Re: XMLNS in Inkscape and other editors

On Mon, Nov 23, 2009 at 7:41 AM, Julian Reschke <julian.reschke@gmx.de> wrote:
> Adam Barth wrote:
>> On Mon, Nov 23, 2009 at 7:25 AM, Julian Reschke <julian.reschke@gmx.de>
>> wrote:
>>> Adam Barth wrote:
>>>> Unfortunately, a browser's content sniffing algorithm is a subtle
>>>> beast.  I would not recommend changing the algorithm because of
>>>> aesthetics.  Instead, I recommend changing the algorithm either (1) to
>>>> improve security, (2) to improve compatibility with web content, or
>>>> (3) to improve interoperability with other browsers.
>>>> ...
>>>
>>> (2) and (3) seem to be arguments in favor of handling the UTF-8 BOM.
>>
>> Maybe, but maybe not.  For (2), we should do a careful measurement
>> instead of relying on this one anecdote.  For (3), there's no way to
>> chase IE's tail here without giving up on (1).  Instead, I've
>
> But IE is consistent with Safari and Opera here, isn't it?

Yes.  Both IE and Safari both use an insecure HTML signature.  I
haven't studied Opera's sniffing algorithm in detail.

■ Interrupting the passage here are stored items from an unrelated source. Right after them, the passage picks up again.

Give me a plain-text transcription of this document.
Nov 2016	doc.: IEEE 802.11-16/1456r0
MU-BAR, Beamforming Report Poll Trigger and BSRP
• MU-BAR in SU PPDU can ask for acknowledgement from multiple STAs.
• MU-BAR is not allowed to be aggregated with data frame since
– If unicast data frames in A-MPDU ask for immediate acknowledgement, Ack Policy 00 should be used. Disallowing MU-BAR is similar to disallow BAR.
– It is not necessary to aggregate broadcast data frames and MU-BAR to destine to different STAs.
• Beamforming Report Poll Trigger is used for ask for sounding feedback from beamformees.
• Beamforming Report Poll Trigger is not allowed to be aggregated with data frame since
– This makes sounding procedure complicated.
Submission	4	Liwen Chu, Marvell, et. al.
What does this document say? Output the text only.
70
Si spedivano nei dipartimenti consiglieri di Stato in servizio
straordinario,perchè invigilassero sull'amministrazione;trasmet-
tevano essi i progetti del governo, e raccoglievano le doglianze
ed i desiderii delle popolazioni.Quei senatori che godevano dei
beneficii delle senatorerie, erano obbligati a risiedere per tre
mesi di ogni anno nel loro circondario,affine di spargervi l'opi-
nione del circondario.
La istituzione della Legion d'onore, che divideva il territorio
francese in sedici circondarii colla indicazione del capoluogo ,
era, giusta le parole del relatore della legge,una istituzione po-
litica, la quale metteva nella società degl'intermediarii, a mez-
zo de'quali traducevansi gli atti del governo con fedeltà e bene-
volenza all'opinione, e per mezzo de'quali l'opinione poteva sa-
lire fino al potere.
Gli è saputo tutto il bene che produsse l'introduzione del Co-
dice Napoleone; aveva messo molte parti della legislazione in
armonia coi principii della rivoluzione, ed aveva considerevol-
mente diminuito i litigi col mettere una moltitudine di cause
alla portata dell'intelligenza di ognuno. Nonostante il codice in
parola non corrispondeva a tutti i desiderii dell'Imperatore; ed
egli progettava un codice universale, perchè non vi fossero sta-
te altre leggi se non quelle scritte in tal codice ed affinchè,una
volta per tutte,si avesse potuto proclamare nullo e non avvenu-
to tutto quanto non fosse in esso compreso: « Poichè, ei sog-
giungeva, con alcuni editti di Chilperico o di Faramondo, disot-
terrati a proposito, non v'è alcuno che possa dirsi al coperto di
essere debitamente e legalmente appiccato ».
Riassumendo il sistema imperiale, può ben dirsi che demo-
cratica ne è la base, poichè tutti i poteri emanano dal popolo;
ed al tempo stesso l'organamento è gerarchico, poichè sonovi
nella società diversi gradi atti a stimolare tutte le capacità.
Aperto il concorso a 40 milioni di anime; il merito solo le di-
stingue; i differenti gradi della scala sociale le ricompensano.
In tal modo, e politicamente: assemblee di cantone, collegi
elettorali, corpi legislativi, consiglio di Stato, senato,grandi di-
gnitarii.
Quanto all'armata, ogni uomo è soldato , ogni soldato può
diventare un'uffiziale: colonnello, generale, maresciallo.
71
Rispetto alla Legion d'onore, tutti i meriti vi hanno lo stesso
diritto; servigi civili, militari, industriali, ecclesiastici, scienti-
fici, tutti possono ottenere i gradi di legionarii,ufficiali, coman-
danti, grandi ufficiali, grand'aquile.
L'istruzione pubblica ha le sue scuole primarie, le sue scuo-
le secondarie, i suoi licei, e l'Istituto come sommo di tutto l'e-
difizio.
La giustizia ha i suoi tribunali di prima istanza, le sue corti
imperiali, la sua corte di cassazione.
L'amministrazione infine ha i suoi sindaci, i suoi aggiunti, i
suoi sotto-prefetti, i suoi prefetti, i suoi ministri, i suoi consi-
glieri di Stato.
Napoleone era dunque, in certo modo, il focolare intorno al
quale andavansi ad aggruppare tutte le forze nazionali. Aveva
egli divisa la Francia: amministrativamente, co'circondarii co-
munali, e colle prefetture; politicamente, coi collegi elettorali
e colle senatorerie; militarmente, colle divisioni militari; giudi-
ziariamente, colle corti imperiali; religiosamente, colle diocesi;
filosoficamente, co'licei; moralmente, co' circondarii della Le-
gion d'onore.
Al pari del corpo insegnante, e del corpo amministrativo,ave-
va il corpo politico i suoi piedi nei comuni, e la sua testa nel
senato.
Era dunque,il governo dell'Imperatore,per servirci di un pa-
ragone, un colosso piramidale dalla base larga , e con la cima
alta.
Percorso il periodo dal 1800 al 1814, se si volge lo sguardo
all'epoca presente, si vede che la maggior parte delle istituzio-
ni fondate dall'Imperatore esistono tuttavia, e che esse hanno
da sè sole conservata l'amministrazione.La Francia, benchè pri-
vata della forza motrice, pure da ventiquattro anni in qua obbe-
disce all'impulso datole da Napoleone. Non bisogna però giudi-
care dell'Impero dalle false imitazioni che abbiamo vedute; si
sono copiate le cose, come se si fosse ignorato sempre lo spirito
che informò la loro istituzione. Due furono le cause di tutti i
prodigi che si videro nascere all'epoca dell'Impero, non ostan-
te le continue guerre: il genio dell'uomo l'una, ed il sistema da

>> recommended in the past (and continue to recommend) that other
>> browsers use Firefox's HTML signature (with a handful of changes that
>> measurability improve compatibility).
>> ...
>
> I do agree that minimizing sniffing is a good thing when the server
> indicates a media type. However, in this case, the server did not do that,
> and ignoring a UTF-8-BOM appears to be the wrong thing to do in this case.

Whether we should change the sniffing algorithm in this way is purely
a quantitative question.  Is the compatibility we gain worth the
security and stability costs.  From this one example, we can't
estimate what the compatibility gain is.  As I've said a number of
times on this thread, we'd have to measure to find out.

To be more concrete, consider the question of whether the algorithm
should tolerate leading whitespace before the first HTML tag in the
HTML signature.  It turns out that this causes the HTML signature to
trigger 9% more often, which is a measurable gain in compatibility
for, IMHO, a small loss in security.  I suspect, although I haven't
measured, that tolerating BOMs will be at least one or two orders of
magnitude less important.

At a higher level, my numerical goals for the content sniffing
algorithm are that it is compatible with between 99.99% and 99.999% of
web pages.  Does this issue occur on more than 1 out of every 100,000
web pages?  1 out of every 1,000,000?